Over the last few years, I tried out the old adage, an apple a day keeps the doctor away. Then I found out that that’s not necessarily true. Maybe the saying should go like this, a book a day keeps the doctor away.
Turns out there are many health benefits to reading. And reading doesn’t add calories. Let’s look at some of them.
Keeping your brain sharp is extremely important. It is especially important as you move into the senior years, but evidence suggests that the best approach is to keep your brain sharp throughout your life. Along with writing, and performing brain-stimulating activities (like puzzles and brain teasers), reading has been scientifically proven to improve memory.
It may play a role in deferring or diminishing, possibly even preventing, Alzheimer’s disease. While science is not ready to declare definitively that reading prevents Alzheimer’s, there is enough anecdotal evidence for scientists to start studying it. What is known is that increased physical activity, blood pressure control, and cognitive training (which reading falls under) is the best plan of action so far for treating the disease.
Reading also increases a person’s empathy. The part of the brain that controls your empathetic response is called the supramarginal gyrus. If we need to make quick decisions or this part of the brain is damaged, our empathetic response goes down. But science has proven that reading fiction has a positive effect on increasing a person’s cognitive empathy.
There are many mental health benefits of reading. Let’s start with depression. Reading has been shown to decrease depression. Self-help books are particularly invaluable in decreasing depression.
We have all experienced more stress than we care to acknowledge over the last couple of years. Reading helps us to cut that down, and deal with the remaining with much more confidence. I don’t have to tell you how this can increase your quality of life, reducing stress can also have some surprising positive effects. For instance, increased stress has been found to accelerate aging of your immune system.
Reading, especially fiction, also has a positive influence on our social skills. As we read and increase our empathy, we develop tolerance toward groups different from ourselves.

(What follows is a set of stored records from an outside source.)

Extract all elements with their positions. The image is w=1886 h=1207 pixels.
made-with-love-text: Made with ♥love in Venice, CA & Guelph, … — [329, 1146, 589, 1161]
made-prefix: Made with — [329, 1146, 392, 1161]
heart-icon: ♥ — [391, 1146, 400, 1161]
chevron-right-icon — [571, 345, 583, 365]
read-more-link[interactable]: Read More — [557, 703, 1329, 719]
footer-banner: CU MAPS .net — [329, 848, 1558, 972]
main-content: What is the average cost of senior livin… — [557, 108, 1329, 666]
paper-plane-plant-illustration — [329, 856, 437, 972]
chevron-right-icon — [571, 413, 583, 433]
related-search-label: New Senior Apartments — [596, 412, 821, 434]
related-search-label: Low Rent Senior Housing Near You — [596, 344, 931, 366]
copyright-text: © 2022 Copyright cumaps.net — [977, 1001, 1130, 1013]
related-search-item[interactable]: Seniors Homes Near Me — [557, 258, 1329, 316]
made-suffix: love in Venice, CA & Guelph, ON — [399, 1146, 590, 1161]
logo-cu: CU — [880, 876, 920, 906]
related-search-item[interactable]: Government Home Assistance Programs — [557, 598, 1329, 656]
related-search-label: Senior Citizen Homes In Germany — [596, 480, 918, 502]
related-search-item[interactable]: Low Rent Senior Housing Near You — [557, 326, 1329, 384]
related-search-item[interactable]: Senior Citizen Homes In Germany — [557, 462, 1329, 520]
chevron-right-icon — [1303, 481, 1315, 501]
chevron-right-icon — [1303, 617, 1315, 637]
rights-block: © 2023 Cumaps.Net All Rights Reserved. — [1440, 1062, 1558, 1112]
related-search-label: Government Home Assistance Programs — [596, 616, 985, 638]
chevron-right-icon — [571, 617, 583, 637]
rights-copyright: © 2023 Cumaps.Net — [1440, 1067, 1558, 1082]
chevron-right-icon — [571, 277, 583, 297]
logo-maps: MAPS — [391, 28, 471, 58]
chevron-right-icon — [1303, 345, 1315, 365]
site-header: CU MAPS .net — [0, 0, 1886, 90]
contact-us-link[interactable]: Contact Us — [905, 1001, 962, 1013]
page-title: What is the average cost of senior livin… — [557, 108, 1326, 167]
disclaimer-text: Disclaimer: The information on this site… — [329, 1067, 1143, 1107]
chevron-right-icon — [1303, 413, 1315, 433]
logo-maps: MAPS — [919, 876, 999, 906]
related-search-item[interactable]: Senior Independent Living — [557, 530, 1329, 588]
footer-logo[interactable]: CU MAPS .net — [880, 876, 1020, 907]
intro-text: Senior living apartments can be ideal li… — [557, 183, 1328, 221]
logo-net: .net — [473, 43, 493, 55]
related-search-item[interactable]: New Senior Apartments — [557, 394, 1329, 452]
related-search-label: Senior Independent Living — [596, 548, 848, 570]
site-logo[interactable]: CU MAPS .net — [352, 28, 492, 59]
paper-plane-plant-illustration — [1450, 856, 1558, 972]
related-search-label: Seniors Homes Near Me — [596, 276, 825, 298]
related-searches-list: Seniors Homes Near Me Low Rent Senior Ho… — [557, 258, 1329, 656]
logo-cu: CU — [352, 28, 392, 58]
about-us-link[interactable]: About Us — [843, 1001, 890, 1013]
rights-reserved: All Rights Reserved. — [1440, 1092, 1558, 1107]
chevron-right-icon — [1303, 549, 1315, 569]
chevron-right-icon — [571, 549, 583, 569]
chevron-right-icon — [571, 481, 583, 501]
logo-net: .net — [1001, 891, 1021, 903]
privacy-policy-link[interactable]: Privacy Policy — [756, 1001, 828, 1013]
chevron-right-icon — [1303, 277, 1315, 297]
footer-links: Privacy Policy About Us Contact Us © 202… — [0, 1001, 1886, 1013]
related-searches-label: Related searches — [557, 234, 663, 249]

It dissipates the fear that we harbor toward people we do not understand because it opens a lens into their lives.
Better communication is also a byproduct of reading as it teaches us how to resolve our issues through the examples of problem-solving presented in literature. It exposes us to new language, new words, and new combinations of the two, increasing our overall communication skills.
Better social skills and communication help us live better in the world, which helps bolster our mental health.
My husband and I make it a practice to read before bed. It is a great way to cast off the cares of the day, immerse ourselves in a different world, and settle our minds to be able to easily fall asleep.
Reading has been shown to lower blood pressure and heart rate. Who cannot benefit from that?
If living a longer life is your goal, start reading. According to this study that compared book readers to non-book readers over a period of 12 years, the readers showed a 20% lower risk of mortality with a 4-month advantage.
A book-a-day may indeed keep the doctor away. With so many health benefits for the practice of reading, you will want to add it to your self-care regimen.